(1.) This rule was issued on the prayer of the defendant to show cause why a decree passed by the Munsif, Third Court, Narainganj, in Small Cause Court jurisdiction should not be set aside. The plaintiff opposite patty sued to recover Rs. 50 from the present petitioner on the basis of an agreement entered into on 26 of Agrahayan 1349 B.S. It is now conceded that on 26 Agrahayan 1349, the present petitioner borrowed Rs. 400 from the opposite party and executed a document in which he acknowledged having borrowed the money and agreed to repay the loan in eight annual instalments of Rs. 50 each. The opposite party asserted that Rs. 100 Had been paid in respect of the instalments for 1349 and 1350 B.S. and he claimed in the present suit the instalment for the year 1351 B.S. The present petitioner asserted that Rs. 200 had been paid and he denied that any sum was due. There was an endorsement on the back of the bond which originally showed that Rs. 200 had been paid. This had been altered into Rs. 100. The learned Munsif held that Rs. 100 had in fact been paid and that the instalment for the year 1351 was still due.

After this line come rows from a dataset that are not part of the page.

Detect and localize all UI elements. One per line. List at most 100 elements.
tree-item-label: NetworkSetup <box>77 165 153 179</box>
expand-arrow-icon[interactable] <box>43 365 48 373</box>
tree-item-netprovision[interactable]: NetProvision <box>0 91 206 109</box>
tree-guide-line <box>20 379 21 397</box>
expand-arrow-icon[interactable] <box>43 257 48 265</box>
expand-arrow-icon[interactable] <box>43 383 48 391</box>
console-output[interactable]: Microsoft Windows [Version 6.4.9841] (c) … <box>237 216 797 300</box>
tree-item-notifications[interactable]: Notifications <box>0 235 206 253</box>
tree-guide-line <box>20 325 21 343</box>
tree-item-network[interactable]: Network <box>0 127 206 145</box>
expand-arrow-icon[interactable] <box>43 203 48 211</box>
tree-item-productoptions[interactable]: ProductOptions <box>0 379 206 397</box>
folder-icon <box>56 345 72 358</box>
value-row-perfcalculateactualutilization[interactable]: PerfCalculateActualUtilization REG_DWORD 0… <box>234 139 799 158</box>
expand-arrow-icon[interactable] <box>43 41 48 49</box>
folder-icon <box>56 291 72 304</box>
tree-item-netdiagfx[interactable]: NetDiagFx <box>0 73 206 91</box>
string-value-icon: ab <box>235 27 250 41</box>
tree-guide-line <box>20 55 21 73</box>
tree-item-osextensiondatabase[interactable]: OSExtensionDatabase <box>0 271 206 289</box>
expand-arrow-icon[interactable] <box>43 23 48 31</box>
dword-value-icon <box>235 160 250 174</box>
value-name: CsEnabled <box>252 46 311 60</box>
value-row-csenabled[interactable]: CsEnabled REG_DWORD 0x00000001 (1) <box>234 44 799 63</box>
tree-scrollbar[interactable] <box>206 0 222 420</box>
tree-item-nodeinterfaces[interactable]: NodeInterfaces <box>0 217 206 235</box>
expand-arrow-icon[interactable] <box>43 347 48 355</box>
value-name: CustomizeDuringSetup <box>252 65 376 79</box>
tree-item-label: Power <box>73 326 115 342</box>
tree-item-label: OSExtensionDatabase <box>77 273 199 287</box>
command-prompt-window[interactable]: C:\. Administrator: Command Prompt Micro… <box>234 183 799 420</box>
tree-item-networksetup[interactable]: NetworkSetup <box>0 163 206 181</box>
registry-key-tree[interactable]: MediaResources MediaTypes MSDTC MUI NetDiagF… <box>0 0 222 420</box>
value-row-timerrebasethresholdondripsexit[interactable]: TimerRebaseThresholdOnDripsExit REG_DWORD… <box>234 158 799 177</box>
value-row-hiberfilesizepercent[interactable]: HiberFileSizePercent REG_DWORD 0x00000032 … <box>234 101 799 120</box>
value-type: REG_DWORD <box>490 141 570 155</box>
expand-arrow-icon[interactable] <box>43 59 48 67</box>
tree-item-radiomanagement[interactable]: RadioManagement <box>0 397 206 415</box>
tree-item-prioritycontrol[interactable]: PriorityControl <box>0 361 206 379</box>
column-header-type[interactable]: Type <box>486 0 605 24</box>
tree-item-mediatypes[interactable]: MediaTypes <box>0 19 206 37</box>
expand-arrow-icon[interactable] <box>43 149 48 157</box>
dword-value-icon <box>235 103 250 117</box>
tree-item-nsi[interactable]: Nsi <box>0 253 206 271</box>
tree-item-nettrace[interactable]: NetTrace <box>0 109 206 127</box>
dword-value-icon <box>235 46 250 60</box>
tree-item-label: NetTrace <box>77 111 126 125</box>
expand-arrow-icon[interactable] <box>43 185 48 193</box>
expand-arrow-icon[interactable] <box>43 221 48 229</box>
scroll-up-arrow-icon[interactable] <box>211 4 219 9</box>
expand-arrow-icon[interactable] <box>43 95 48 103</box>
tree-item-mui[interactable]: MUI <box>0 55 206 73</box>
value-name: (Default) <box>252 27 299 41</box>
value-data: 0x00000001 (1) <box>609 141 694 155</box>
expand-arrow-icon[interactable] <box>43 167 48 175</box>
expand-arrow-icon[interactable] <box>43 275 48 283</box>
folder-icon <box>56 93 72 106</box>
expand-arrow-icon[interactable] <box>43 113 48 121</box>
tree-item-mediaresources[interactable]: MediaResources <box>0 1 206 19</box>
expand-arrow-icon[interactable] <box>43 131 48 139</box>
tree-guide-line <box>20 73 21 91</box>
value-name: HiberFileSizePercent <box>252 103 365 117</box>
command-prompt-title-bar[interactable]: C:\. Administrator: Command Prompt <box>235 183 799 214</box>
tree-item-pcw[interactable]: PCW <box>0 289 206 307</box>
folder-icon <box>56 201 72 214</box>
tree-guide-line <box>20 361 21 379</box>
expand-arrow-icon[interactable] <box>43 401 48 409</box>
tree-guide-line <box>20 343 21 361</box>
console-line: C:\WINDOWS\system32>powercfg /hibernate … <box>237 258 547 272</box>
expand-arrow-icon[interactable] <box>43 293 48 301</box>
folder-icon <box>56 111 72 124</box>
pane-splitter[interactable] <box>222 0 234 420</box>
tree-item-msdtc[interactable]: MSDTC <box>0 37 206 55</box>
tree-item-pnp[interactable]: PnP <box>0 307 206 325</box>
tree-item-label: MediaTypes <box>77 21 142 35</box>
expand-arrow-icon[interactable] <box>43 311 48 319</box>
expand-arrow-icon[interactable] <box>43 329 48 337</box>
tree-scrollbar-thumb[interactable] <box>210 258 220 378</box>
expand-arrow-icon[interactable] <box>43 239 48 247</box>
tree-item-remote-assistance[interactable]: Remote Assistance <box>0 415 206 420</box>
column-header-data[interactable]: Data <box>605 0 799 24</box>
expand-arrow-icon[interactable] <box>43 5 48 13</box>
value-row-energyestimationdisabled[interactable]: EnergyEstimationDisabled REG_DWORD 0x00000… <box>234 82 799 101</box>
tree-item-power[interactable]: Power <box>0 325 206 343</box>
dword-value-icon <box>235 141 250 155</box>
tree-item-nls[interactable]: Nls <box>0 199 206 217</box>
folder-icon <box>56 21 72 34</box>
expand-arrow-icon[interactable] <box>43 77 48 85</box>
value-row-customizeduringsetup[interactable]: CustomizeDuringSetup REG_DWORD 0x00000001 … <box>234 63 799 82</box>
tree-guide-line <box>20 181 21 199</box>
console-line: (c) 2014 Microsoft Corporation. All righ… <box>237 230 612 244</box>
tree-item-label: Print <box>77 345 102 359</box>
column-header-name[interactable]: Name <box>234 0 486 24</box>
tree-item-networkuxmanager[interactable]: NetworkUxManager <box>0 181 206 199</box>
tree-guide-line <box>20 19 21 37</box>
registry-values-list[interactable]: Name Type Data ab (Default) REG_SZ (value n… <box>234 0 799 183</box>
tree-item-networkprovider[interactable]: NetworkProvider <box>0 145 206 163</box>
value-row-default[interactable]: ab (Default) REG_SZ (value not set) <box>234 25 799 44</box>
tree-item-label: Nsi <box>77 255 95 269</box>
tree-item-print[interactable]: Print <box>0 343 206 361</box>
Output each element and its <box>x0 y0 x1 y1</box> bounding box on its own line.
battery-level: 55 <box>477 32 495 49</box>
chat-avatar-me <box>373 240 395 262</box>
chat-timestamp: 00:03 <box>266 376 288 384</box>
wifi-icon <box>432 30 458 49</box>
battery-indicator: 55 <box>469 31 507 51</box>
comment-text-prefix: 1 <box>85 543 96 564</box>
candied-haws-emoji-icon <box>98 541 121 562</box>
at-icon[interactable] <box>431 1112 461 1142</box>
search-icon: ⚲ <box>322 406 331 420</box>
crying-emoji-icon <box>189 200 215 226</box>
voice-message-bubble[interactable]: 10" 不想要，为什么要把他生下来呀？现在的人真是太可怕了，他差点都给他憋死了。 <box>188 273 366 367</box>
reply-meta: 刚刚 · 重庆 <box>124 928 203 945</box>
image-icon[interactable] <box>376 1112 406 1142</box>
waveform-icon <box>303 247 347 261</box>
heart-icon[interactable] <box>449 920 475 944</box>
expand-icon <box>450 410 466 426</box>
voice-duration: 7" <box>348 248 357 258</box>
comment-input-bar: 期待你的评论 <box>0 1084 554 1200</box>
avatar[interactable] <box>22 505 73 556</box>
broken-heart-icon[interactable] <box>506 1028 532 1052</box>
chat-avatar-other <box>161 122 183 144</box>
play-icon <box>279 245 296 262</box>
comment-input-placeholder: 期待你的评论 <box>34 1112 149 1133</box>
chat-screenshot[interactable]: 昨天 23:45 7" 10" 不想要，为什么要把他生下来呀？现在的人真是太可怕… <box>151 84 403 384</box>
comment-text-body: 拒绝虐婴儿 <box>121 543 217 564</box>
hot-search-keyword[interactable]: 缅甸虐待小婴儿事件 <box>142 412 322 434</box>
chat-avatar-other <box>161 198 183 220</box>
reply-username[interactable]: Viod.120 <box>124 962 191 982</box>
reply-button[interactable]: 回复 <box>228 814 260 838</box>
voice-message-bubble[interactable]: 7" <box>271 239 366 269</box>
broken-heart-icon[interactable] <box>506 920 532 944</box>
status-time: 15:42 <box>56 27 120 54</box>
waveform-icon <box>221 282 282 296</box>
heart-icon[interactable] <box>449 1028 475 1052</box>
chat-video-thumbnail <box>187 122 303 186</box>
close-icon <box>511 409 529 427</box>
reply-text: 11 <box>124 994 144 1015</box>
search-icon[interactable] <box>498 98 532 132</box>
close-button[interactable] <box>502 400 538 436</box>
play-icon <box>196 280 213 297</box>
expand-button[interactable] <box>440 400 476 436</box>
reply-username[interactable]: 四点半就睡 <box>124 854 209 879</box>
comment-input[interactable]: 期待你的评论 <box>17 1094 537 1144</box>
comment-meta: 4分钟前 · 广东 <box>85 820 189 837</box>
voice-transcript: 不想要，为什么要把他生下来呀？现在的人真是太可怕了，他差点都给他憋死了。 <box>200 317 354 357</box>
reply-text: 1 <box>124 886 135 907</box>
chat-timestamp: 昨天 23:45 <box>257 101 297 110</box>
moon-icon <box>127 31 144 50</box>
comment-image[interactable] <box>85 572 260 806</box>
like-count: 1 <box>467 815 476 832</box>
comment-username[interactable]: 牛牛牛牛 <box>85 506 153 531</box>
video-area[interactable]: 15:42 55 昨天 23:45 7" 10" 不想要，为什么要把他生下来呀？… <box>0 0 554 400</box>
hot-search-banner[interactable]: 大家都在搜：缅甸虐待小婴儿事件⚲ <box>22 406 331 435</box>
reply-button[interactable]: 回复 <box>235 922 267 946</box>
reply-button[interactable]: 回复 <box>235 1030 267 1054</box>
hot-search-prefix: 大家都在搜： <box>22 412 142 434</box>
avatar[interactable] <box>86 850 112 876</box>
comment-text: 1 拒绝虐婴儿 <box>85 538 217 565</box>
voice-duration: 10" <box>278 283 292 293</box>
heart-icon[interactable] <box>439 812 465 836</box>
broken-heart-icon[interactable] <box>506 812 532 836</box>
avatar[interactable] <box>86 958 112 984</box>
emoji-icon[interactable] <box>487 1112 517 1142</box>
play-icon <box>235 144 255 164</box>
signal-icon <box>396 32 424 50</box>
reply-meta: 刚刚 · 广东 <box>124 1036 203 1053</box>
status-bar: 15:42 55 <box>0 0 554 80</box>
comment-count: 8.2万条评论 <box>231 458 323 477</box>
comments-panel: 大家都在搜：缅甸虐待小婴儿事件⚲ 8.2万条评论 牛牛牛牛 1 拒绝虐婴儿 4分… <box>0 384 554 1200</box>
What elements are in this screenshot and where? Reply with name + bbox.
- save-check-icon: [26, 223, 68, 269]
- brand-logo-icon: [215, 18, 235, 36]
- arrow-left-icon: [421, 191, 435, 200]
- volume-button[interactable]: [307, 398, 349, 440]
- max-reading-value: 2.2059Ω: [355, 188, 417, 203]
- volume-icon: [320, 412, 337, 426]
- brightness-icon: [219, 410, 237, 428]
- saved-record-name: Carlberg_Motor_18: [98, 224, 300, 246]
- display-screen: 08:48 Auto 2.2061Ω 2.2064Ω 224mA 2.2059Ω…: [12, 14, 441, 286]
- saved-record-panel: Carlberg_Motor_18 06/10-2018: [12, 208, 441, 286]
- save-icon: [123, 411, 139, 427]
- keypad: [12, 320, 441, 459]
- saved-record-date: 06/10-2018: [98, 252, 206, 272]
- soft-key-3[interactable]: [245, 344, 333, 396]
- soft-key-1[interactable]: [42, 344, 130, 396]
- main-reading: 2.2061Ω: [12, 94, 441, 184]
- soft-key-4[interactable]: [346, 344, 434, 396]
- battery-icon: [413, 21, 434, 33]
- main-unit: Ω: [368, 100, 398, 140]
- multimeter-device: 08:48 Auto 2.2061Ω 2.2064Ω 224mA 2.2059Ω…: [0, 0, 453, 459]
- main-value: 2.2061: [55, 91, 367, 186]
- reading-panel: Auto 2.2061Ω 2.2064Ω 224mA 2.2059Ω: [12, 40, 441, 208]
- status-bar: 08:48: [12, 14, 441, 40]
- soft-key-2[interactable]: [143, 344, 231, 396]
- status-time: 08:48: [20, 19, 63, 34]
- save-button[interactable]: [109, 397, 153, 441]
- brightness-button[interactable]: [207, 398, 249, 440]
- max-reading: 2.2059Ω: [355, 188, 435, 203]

(2.) Mr. Pakrashi for the petitioner has urged three points. He has argued first that there was no cause of action inasmuch as the third instalment was not due on the date on which the suit was instituted. He has further argued that the Court below ought to have found that the amount j5aid, in respect of which an endorsement was made on the back of the bond, was Rs. 200. He has also argued that instalments ought to have been granted by the Court below and ought to be granted by this Court sitting as a Court of revision.
(3.) With regard to the first of these arguments, the document simply provides that an instalment of Rs. 50 should be repaid each year. It is clear from the plaint that the plaintiff interpreted this as meaning Rs. 50 in each Bengali year and that the first instalment was due to be paid before the end of the year 1349 B.S., the second before the end of the year 1350 B.S. and so on. Mr. Pakrashi contends that the phrase each year means within one year from the date of the execution of the document and within one year from each subsequent anniversary of the document. This defence was not taken in the Court below and the learned Munsif was not called upon to deal with this argument. In my opinion the document is capable of the interpretation which the plaintiff put upon it and it is not obvious that the interpretation which Mr. Pakrashi seeks to put upon it is the only possible interpretation. In this view inasmuch as the matter was not agitated in the Court below I do not consider I am entitled to go into the matter in revision and hold that the decision of the Court below was wrong.